Stimulus to be welcomed but real effect will be small
ANALYSIS:The psychological benefits of the package are clear. But it will only cut the jobless rate by 0.6% at very most, writes DAN O'BRIEN
STATE INVESTMENT spending has been scythed many times in recent years. The most recent cut was made last November by the Fine Gael-Labour administration. Yesterday, for the first time since the recession began, that same administration announced an increase in investment spending.
The Taoiseach, Tánaiste and Minister for Public Expenditure trumpeted an additional €2.25 billion over the seven years to 2018. The cash is on top of €17 billion already allocated for investment in the 2012-2016 period. None of the €2.25 billion will be borrowed by an already over-borrowed State. This is a stimulus package for an age of austerity.
What effect will it have?
Stimulating an economy is easy to do.

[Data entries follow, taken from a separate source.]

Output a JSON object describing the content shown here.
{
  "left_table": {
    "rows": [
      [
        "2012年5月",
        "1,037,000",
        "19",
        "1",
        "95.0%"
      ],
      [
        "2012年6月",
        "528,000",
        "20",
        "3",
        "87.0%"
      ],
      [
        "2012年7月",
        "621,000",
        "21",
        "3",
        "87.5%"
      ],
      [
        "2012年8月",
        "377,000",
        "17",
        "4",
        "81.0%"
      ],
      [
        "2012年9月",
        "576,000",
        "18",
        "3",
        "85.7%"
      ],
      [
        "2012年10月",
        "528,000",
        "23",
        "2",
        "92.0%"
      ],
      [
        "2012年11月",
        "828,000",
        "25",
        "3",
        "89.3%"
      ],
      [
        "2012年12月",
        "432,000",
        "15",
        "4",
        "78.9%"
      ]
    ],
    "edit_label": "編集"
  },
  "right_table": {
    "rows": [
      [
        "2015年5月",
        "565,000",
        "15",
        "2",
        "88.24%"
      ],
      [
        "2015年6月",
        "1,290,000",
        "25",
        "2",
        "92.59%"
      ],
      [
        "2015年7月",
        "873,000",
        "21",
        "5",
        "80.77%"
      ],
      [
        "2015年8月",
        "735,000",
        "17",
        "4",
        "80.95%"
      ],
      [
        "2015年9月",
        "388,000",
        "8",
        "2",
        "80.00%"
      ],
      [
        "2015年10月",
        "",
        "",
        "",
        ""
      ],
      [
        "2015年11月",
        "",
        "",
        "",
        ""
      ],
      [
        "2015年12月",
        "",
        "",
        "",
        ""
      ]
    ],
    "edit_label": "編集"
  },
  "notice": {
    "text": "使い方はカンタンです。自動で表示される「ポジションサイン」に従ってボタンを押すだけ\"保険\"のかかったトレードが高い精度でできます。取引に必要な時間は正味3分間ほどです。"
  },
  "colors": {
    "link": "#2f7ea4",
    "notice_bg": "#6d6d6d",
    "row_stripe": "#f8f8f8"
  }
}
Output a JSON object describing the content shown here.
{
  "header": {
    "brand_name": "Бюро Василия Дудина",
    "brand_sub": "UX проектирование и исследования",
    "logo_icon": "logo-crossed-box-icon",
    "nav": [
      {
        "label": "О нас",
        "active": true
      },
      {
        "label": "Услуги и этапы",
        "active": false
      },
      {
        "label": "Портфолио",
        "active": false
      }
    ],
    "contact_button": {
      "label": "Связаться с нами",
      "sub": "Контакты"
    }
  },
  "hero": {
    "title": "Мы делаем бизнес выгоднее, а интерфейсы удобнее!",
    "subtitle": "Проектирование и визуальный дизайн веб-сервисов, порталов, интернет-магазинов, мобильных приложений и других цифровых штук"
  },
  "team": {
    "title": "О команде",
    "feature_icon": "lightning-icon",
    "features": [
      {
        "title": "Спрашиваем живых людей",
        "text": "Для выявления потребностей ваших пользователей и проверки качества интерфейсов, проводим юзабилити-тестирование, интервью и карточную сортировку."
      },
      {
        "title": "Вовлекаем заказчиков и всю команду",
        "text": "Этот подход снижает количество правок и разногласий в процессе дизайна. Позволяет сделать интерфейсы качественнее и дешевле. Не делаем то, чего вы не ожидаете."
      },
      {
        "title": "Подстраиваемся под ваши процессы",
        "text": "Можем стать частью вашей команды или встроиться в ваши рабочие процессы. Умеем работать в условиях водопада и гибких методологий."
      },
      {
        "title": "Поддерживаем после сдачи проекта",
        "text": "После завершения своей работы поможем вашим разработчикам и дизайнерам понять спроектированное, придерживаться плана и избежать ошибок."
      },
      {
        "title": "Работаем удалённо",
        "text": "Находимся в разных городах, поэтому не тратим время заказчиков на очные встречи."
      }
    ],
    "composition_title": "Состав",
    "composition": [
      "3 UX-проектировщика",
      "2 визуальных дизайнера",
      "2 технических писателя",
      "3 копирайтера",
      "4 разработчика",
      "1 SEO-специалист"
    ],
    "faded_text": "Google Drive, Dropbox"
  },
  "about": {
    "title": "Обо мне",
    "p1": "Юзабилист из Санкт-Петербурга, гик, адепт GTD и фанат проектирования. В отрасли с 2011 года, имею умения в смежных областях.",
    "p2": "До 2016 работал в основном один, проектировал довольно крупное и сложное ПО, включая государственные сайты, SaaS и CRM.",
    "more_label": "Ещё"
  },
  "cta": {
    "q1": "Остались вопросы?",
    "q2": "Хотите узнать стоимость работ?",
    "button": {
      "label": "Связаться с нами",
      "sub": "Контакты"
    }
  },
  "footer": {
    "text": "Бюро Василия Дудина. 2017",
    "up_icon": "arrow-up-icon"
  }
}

If, say, a government employed 100,000 workless builders to dig the world’s biggest hole, the economy would be stimulated. Their wages and the money spent on machinery and the like would boost demand. Having the 100,000 workers fill the hole in again would provide another shot in the other arm.
But nobody advocates such make-work schemes because the stimulus effect ends the minute the hole is filled in and because the filled-in hole yields no returns.
By contrast, real investment, such as the construction of schools and roads, produces the immediate stimulus of the money spent and then goes on yielding returns long after the work has stopped – better-educated kids go on to have more productive working lives and better roads cut costs for users by reducing journey times.
The Government estimates its new plan will create 13,000 jobs, a number that is consistent with previous estimates of how much public spending – about €100,000 – it takes to generate one job.
But the number of jobs to be generated also shows the effect of the package will be small. At last count, there were 313,000 people out of work. If all the promised stimulus jobs materialised tomorrow (and nobody – not even the Government – is claiming they will), the rate of unemployment would fall from 14.8 per cent to 14.2 per cent. That would be important for the 13,000, but not transformative for the economy.
It is easy to see why yesterday’s stimulus will not turn gloom to boom. The €2.25 billion additional spending announced yesterday is spread over seven years, averaging out at €320 million a year. That is a fraction of 1 per cent of gross domestic product, or, in plain language, a drop in the bucket.
That said, announcements such as yesterday’s can have intangible benefits, mostly by boosting confidence. Headlines of multibillion investments in health, education and transport facilities can give a sense that a corner has been turned and that there is new momentum in the economy. They can also give the governed a sense that those who are governing are competent, in control and getting ahead of the curve.